Competencias Laborales

Esta área de fortalecimiento está encaminada a cumplir lo establecido tanto en el Art. 6, lit. e de la Ley de Formación Profesional: "Otorgar y autorizar certificación ocupacional a las personas capacitadas dentro del sistema, con base en normas y procedimientos previamente definidos", como con el eje estratégico 5 de la Política Nacional de Formación Profesional: "Normalización y Certificación de Competencias".
 
El INSAFORP, con el objeto de facilitar y desarrollar su propio modelo,  ha diseñado un proceso de evaluación y certificación de competencias laborales, a partir de las necesidades de certificar las competencias de los trabajadores.
 
En este sentido, el modelo se ha consolidado a partir de la experiencia y compromiso de uno de los sectores industriales del país, como lo es el sector plástico.
 
El modelo se ha desarrollado con la participación y compromiso de la Asociación Salvadoreña de la Industria del Plástico (ASIPLASTIC), lo que ha permitido afianzar las metodologías con que trabajará el Sistema de Formación y Certificación de Competencias.
 
El modelo tiene como propósito principal contribuir a elevar la productividad de los trabajadores y, con ello, contribuir a elevar la competitividad de las empresas.
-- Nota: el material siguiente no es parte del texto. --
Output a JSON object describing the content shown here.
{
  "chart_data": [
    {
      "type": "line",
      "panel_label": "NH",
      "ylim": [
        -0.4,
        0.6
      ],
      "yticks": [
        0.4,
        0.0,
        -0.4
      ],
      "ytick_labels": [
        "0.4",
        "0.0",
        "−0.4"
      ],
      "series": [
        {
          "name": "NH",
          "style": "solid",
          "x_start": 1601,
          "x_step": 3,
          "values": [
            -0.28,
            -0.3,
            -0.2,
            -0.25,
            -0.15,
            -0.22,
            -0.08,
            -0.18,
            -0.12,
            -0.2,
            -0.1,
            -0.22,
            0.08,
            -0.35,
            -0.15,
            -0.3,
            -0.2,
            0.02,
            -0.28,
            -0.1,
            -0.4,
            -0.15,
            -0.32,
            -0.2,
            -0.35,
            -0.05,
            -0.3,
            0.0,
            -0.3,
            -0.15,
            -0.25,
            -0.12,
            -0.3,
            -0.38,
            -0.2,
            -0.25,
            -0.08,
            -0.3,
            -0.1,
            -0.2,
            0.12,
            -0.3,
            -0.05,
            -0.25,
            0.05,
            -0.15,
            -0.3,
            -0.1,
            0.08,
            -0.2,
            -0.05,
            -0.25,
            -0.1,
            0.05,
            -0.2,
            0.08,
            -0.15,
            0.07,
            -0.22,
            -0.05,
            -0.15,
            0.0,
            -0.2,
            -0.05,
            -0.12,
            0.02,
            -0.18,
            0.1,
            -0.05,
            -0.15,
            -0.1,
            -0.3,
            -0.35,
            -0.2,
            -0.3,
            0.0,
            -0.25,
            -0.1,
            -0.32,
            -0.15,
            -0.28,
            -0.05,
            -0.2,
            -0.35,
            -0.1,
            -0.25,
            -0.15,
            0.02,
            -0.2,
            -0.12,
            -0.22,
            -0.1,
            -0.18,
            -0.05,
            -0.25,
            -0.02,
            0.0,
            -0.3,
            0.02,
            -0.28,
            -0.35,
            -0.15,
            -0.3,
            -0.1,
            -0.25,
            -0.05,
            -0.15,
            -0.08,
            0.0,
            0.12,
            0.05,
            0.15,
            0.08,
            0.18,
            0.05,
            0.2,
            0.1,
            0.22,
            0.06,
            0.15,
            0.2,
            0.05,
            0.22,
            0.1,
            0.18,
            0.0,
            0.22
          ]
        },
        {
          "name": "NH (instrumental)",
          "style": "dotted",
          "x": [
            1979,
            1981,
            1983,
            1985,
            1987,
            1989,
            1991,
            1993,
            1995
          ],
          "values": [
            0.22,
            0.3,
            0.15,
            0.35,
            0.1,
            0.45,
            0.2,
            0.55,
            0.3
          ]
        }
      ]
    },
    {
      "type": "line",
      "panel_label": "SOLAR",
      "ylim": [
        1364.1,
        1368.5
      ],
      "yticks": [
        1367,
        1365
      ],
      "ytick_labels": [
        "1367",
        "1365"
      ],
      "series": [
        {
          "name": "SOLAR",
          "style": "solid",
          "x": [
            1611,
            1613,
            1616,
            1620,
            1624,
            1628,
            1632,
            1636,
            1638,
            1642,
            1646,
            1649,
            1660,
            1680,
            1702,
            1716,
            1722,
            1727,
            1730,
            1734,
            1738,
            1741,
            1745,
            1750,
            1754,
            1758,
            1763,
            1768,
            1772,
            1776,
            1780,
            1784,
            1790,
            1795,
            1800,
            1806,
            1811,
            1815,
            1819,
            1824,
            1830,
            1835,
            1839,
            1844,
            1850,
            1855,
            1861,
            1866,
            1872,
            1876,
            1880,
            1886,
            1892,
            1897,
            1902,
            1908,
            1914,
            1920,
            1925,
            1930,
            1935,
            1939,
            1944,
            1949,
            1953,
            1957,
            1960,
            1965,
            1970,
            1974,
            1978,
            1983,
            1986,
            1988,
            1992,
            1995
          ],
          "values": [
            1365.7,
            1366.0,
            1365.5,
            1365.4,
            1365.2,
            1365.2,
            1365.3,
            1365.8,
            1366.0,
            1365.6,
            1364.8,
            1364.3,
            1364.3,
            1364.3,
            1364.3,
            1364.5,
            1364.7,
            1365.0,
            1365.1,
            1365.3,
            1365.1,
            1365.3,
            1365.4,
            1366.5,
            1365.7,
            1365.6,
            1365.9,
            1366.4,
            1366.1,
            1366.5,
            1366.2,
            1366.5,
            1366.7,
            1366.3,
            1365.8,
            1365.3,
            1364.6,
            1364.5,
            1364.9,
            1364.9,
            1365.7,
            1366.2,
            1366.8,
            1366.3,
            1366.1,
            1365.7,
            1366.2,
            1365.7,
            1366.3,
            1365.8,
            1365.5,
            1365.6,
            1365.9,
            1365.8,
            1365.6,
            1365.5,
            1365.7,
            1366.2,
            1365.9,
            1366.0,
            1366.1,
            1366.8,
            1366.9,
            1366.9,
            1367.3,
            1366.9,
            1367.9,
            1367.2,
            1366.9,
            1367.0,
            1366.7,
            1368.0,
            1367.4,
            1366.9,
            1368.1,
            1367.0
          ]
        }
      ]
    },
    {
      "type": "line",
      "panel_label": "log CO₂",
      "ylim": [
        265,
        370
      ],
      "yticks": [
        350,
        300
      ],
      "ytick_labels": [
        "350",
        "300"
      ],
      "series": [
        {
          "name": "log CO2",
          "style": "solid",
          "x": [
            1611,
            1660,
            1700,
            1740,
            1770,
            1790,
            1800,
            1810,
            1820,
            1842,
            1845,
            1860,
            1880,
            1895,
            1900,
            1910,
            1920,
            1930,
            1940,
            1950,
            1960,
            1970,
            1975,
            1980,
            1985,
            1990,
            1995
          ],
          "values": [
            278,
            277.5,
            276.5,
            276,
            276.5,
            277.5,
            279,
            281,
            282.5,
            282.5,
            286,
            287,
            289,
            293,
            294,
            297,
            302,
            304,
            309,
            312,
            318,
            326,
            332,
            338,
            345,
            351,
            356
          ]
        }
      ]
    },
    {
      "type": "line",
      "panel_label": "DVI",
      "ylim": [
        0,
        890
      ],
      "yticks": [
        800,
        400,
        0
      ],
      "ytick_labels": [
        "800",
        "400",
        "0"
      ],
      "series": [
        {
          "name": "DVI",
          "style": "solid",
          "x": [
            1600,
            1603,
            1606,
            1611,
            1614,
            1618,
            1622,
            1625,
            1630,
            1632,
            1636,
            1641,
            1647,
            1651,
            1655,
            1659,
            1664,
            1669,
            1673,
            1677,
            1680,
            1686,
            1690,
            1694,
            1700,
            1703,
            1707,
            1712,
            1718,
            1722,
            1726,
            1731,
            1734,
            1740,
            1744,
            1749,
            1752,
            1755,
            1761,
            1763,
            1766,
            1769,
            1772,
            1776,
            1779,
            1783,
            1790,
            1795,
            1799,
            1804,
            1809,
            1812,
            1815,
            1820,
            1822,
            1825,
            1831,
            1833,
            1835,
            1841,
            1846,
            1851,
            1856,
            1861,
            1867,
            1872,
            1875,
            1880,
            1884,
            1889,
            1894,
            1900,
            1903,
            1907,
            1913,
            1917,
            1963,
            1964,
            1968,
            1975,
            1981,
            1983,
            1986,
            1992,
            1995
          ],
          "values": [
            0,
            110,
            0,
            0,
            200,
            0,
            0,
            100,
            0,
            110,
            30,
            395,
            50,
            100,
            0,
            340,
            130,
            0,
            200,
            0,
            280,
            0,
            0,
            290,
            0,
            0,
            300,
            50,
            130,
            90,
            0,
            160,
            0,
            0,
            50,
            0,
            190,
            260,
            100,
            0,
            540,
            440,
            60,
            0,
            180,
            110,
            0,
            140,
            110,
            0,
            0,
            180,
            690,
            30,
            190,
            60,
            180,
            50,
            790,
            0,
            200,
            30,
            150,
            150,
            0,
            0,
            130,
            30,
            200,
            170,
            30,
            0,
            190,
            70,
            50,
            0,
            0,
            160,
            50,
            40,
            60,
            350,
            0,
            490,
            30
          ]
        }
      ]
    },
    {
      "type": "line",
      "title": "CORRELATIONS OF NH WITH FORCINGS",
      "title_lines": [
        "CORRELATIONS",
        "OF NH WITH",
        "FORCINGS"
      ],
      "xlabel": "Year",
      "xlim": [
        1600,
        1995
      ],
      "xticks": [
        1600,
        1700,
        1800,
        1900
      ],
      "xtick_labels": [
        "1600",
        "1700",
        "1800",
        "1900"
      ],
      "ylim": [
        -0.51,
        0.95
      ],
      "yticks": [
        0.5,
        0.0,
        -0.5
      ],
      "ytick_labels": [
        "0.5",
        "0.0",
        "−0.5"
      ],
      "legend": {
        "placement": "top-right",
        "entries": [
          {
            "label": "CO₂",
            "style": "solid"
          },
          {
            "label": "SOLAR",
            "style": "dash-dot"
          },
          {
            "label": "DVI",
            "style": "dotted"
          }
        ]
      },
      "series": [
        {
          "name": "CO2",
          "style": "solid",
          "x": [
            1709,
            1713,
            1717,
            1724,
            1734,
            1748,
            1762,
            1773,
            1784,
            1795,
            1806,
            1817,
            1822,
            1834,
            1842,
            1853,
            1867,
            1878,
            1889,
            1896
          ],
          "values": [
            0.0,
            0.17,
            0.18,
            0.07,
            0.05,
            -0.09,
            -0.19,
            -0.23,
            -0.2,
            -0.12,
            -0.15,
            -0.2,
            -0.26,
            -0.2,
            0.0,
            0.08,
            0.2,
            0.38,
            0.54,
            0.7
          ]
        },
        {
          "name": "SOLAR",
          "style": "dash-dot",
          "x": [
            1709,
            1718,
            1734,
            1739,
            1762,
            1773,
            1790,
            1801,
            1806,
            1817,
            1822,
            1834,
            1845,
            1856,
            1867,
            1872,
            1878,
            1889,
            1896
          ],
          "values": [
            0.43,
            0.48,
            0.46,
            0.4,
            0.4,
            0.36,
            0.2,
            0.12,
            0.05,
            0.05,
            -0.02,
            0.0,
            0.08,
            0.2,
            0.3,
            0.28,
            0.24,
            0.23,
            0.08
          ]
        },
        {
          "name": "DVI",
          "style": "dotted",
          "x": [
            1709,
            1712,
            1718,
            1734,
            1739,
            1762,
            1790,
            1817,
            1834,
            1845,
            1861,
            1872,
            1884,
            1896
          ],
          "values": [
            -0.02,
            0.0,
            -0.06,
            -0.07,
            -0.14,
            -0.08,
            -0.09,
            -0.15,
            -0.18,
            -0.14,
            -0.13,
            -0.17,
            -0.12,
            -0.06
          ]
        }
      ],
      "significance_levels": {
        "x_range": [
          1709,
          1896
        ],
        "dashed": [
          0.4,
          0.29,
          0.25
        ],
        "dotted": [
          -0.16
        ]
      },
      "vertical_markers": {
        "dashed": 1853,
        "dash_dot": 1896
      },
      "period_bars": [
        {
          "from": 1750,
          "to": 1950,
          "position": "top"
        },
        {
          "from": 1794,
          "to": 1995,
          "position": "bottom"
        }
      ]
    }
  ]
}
El modelo desarrollado con ASIPLASTIC puede ser transferido a otras industrias y sectores económicos, conllevando múltiples beneficios para múltiples actores, incluyendo los trabajadores, las empresas y el gobierno, entre otros.
 
Para el INSAFORP, el modelo representa los siguientes beneficios:
 
Proporciona información clave para la puesta a punto de programas formativos modulares basados en competencias laborales.
 
Permite diagnosticar previamente el dominio de las competencias laborales de los trabajadores y, con ello, construir la información para recomendarles la dosis de capacitación estrictamente necesaria para cerrar sus brechas en los conocimientos, habilidades y actitudes necesarias para desempeñar sus funciones laborales de acuerdo a lo requerido por el sector empresarial.
 
Proporciona el espacio para la construcción permanente de una mayor credibilidad de los programas formativos institucionales entre las empresas, lo que incrementa la empleabilidad de las personas formadas.
 
En este período se evaluaron y certificaron 239 personas del sector plástico y se produjeron 1,500 documentos formativos.
 
En la actualidad existen otros dos sectores productivos que han manifestado el interés en los procesos de certificación de competencias laborales de sus trabajadores: El sector construcción y el sector textil y de confección.